Fahrenheit 451 transcends the boundaries of science fiction
Fahrenheit 451 is the temperature at which paper burns and the number engraved on the hat of the firemen who have the task, in the dystopian world imagined by Bradbury, to burn every existing book. In an unspecified post-1960s uchronia, a totalitarian society has forbidden the possession and consumption of any literary product, on pain of the house seizure and a prison sentence. Guy Montag, the protagonist of the novel, carries out his task – he’s a fireman – with precision and dedication until he meets two women. The first one is an old woman who chooses to burn in her house with her books. The second one, Clarissa, is a mysterious girl who has the apotropaic task of breaking Guy’s imposed blindness.
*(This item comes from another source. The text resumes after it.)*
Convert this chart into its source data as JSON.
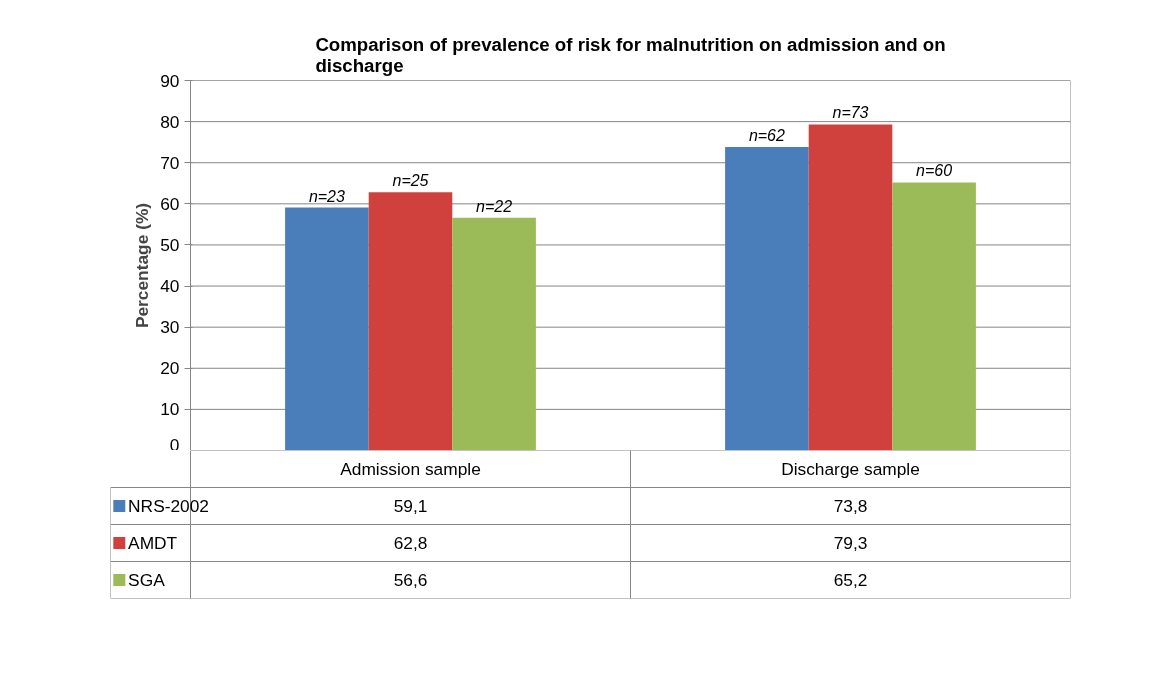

A critique to contemporary society
Bradbury’s novel has transcended the boundaries of science fiction literature to become a true classic of popular literature, and like every classic, it is still relevant. The story of a society where iconography and simplification have replaced verbal language resonates with some aspects of the contemporary world.
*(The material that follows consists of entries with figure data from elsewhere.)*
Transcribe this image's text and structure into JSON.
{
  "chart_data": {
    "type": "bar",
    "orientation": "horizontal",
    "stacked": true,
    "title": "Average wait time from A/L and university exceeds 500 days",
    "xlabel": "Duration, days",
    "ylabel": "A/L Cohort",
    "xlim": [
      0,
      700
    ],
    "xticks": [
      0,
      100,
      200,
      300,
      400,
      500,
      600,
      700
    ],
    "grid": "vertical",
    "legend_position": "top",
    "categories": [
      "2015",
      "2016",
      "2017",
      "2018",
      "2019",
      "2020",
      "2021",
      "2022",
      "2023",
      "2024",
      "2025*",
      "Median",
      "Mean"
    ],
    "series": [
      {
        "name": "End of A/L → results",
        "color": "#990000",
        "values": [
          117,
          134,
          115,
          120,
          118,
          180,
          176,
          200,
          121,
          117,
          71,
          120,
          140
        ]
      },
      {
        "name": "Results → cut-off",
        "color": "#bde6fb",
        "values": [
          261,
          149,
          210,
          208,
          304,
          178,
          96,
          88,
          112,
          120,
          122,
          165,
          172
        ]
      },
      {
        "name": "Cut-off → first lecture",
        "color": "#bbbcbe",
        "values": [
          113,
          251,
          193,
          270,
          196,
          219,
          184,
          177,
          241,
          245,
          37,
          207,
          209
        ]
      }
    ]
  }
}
Like two other great works of science fiction authors, Huxley’s Brave New World and Orwell’s 1984, Fahrenheit’s world is a world where control passes through information management. If the influence is clear, for a 1953 book, of recent historical events (the Nazi book burning, the Stalinist purges, the politics of McCarthyism), it is likewise undeniable that Bradbury focuses, from the sensationalism of dramatic events to the prevailing presence of the mass media in our homes, on some crucial points of our daily life.
Memory and imagination
The novel is the elaboration of a story that initially came out in the newborn Playboy magazine since no one else wanted to take the risk of publishing such a politically hot work. Later, François Truffaut made a film adaptation of it in 1966, which helped make some scenes or dialogues memorable. In the 2000s, Michael Moore took the novel’s title up as a tagline for his two Fahrenheit (9/11 and 11/9).
The group that Montag meets at the end – or the beginning? – of his journey, a society of men-books (who have learned pages and pages of literature by heart so as not to see it vanish) is a beautiful image of the link between memory and imagination and the importance of the human element in the transmission and narration of culture.